In January 1993, this magazine marveled that with the inauguration of Bill Clinton, “power is falling into the grip of men and women who weren’t even born on December 7, 1941.” Twenty-six years later, those of us who were teenagers when Challenger exploded are still waiting for our turn to run things.
In theory, it ought to be our moment. Generation X is hitting its forties and fifties—the traditional sweet spot for power and influence. On paper, at least, we should be unbeatable. The generations above and below us may be the most widely disdained in American history, the boomers for saddling America with debt and dysfunction, the millennials for, well, being the millennials.
And yet. The two Democratic front-runners to challenge Donald Trump were born in 1942 and 1941. The speaker of the House was born in 1940, the chief justice of the United States in 1955. Every Gen-Xer knows in his or her heart that by the time these boomers retire, some millennial will get the job instead. The biggest star in the current Congress, after all, was born in 1989.
Being passed over is nothing new to those of us who grew up in what the Pew Research Center calls “America’s neglected ‘middle child’ ” generation. We were born between two huge cohorts, and our lack of a nickname became our nickname. We are a demographic Prince Charles (though the British royal family, naturally, doesn’t actually have any Gen-Xers high in its line of succession). Like Charles, we’re aware that we’ll be too old to rule if the time ever comes, yet unable to make ourselves . . . care.
Whatever. As Ethan Hawke said in Reality Bites, we are not under any orders to make the world a better place.
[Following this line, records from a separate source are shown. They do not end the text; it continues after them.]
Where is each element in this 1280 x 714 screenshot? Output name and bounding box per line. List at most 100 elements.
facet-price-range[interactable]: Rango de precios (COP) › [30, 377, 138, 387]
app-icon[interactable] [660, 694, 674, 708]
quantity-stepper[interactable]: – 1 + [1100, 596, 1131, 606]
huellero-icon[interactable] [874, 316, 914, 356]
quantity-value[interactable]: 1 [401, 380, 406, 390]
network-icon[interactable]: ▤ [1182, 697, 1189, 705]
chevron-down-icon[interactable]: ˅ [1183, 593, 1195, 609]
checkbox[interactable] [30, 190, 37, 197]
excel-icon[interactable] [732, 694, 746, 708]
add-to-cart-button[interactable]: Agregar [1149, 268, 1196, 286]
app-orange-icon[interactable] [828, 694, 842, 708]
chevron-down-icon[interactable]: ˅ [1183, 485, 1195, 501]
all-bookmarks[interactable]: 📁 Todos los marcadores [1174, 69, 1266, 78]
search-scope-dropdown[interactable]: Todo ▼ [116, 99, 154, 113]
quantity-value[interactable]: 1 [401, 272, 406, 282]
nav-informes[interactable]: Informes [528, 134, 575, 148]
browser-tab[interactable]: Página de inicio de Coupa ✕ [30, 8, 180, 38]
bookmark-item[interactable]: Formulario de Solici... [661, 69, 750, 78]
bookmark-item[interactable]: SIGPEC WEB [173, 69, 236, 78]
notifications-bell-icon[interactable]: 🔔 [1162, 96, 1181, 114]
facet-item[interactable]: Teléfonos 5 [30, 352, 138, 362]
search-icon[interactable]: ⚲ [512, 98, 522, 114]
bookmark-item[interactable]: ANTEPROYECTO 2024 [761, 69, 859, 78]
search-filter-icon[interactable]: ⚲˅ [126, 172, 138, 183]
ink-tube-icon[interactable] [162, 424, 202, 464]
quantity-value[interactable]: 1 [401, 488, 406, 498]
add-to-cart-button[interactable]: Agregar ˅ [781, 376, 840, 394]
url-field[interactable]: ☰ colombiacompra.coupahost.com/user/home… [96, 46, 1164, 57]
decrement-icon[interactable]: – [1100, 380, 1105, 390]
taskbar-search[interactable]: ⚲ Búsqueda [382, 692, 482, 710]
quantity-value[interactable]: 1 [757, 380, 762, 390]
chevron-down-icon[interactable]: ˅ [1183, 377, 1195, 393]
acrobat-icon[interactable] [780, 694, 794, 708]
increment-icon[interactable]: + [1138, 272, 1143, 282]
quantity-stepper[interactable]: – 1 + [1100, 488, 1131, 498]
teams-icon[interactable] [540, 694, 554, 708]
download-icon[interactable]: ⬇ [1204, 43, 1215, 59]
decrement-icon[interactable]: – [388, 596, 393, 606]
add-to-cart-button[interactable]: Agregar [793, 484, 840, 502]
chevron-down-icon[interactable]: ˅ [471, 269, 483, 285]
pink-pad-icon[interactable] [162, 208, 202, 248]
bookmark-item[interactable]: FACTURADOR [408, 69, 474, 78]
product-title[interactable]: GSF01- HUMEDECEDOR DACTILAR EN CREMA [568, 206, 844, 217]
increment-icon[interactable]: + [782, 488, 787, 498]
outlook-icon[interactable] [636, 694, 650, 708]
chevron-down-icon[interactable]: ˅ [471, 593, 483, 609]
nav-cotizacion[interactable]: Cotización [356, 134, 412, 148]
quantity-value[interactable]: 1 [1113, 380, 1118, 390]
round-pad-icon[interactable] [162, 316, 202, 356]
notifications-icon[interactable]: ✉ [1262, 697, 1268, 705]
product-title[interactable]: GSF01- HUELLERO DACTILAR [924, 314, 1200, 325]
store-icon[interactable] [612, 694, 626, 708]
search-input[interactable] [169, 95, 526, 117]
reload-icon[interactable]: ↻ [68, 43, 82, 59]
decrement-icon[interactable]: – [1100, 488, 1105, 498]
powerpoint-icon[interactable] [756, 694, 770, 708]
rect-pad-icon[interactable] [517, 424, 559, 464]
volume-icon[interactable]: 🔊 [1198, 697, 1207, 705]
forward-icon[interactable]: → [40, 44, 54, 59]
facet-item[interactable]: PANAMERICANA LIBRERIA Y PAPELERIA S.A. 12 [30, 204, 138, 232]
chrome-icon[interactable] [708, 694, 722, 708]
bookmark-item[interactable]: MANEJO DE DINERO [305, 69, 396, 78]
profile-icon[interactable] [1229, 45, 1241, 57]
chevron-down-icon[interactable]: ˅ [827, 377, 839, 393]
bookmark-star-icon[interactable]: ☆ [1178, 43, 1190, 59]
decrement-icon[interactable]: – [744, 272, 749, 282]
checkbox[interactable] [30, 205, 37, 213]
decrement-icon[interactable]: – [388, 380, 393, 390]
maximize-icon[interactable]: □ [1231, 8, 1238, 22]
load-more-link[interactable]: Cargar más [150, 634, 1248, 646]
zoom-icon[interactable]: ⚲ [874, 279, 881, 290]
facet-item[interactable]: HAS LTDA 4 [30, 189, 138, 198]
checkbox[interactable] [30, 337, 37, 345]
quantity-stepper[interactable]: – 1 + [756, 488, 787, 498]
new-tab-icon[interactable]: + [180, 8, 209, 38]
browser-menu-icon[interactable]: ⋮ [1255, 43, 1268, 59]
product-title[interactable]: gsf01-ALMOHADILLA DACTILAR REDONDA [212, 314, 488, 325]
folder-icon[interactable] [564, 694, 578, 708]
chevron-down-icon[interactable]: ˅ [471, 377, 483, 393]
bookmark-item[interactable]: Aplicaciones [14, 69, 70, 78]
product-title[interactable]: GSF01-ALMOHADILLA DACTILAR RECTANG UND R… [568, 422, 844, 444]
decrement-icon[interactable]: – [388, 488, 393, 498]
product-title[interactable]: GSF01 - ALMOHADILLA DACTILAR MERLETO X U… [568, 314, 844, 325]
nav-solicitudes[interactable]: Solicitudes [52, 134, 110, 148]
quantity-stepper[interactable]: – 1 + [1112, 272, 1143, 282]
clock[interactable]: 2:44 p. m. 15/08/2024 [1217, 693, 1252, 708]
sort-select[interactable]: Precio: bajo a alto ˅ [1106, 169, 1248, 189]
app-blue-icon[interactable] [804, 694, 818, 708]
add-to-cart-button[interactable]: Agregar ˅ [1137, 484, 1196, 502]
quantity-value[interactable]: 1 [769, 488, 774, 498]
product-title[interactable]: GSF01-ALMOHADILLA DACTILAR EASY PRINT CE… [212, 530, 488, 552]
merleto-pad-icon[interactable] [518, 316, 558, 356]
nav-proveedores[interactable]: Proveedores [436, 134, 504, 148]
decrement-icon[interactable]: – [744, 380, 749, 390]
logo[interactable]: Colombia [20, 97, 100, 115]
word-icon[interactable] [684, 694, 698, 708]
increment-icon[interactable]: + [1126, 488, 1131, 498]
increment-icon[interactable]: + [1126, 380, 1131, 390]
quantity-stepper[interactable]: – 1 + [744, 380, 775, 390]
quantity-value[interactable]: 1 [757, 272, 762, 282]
In Washington, the landscape is particularly surreal for people who came of age in the ’80s and ’90s. As it has been recreated over the last couple of decades, the District has become cleaner, safer, richer, and more populated. But in the process, the city many of us lived in as young adults has vanished. Even former yuppies—remember them?—have had their memories gentrified.
Every Gen-Xer knows in his or her heart that by the time these boomers retire, some millennial will get the job instead.
People who snagged their first solo apartments or commuted to their first jobs in the ’80s and ’90s did so in a city shaped by flight and economic malaise. Millennials’ tales of unaffordable stadium-area condos are as alien to our experience as older generations’ memories of streetcar rides to bustling downtown department stores.
One side effect of this was a more casual attitude, at least by DC standards, toward résumé-building. We were probably the last generation to know what it was like when you could live in Washington and be underemployed. That let us unleash an epic music-and-art scene in both the white and black communities. It survived an influx of corporate money, only to see people’s nightclubs and cheap apartments get washed away by a thriving economy that didn’t need us—and boomers who could afford to pay their millennial children’s bills.
To be fair, it’s not as if we have much of a bench when it comes to defending ourselves against the clowns above and below us. You could hold a convention for powerful Gen-Xers in Amanda Woodward’s apartment. Appropriately, most of them have been disappointments. It’s true that one of our cohort, Paul Ryan, became speaker of the House—before quitting with his responsible-wonk reputation in tatters. On the presidential trail, Beto O’Rourke, Kirsten Gillibrand, and Cory Booker appear fatally sandwiched between a pack of boomers and a millennial.
The political melodrama that thrust a part of our generation’s experience into the national spotlight came when one of our own was nominated for the Supreme Court. The Brett Kavanaugh hearings were set against a familiar backdrop of parents off at work and under-programmed teens able to easily score alcohol for house parties. Most of us watched the hearings in horror, because no matter how we felt about him, it turns out our generation’s defining conflict wasn’t the Gulf War or punk versus indie or even OK Cola versus Evian. It was jocks versus nerds. And the jocks won.
Still, maybe, just maybe, Generation X’s lower-intensity experience of adulthood is just what our anxious, polarized city needs. Our local pols, such as DC mayor Muriel Bowser, are actually pretty popular. Just thinking of Washington as something other than a thunderdome can be a useful trait.
But if there’s no future for us, it’s an outcome we’re sadly comfortable with. In 1997, Time reported that most of us believed General Hospital would outlast Medicare. That may yet turn out to be a pretty good bet!
We have one ace up the sleeves of our faded no fear shirts, though. It’s called Generation Z, and we hope we’ve filled enough of them with our post-punk nihilism and economic pessimism to give millennials waking nightmares for the rest of their existence. Go ahead and ignore us all you want. We’ll be in the gas-station convenience store, dancing ironically to “My Sharona” and using lots of air quotes when we talk about you. And our kids? Like us, they consider both boomers and millennials to be kind of useless, and they understand memes a lot better than we do. Good luck surviving them.
This article appears in the July 2019 issue of Washingtonian.